It would really help if you provided more information, but I can at least explain how the general idea works.
ML uses the ;
character to build a single expression out of two. Given two expressions, e1
and e2
, you can create the expression (e1 ; e2)
(Parentheses not optional -- it won't work without them), which will evaluate everything in e1
and then e2
, and has the same value as e2
, if e2
has a value.
This is a bit abstract, so here are a few examples:
val a_ref = ref 0;
fun f x = (x := !x + 1; !x);
f a_ref;
This will set the value in a_ref
to 1, and then return that value.
Keeping the same ref, but defining a new function:
fun g x = (x := !x + 1; x := (if !x == 2 then 0 else 1); 42);
g a_ref;
This will first increment the value in a_ref
(to 2), then check that it equals 2, and so set it to zero, and then return 42.
Hopefully these sort of help your understanding of how ;
works.
Now, going on to what you actually seem to want:
Given a list l
, if you want to do something to every element of the list, you could try using app
. For example:
app (fn x => x := !x + 1) l;
will increment each of the refs in the list.

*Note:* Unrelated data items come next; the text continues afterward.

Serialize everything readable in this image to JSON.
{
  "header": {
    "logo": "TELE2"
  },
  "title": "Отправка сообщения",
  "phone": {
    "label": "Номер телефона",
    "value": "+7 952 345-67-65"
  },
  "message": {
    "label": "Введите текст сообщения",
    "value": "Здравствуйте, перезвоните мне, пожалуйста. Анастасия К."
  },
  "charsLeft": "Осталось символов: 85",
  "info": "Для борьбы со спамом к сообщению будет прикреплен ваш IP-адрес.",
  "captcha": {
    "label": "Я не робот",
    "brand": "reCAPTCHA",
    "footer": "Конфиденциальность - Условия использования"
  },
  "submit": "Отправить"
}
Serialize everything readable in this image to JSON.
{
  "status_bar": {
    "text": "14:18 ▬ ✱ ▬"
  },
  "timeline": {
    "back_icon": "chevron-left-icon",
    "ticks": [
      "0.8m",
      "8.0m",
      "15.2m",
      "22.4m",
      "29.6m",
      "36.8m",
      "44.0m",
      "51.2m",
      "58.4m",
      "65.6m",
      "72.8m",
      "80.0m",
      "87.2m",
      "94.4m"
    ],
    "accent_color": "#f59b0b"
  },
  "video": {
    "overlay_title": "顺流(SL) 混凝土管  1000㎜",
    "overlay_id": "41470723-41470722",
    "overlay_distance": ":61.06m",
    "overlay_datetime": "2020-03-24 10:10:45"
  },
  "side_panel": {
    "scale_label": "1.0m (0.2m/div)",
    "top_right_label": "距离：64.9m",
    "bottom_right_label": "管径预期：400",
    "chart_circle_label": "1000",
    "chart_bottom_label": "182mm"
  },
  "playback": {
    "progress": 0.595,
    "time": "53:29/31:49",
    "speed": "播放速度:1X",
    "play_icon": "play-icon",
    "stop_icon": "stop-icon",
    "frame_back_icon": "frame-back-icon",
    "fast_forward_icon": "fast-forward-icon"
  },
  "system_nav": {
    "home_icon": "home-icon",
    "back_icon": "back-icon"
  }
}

Alternately, if you want to use recursion,
fun f [] = []
| f (x::xs) = (x := !x + 1; x::(f xs))
This will increment each of the refs and then return the list. If you instead don't want to return the list,
fun f [] = ()
| f (x::xs) = (x := !x + 1; f xs);
is another option, that will give unit
instead.
If you want to do something more complicated than just incrementing every element, the arguments to f can be changed as suitable.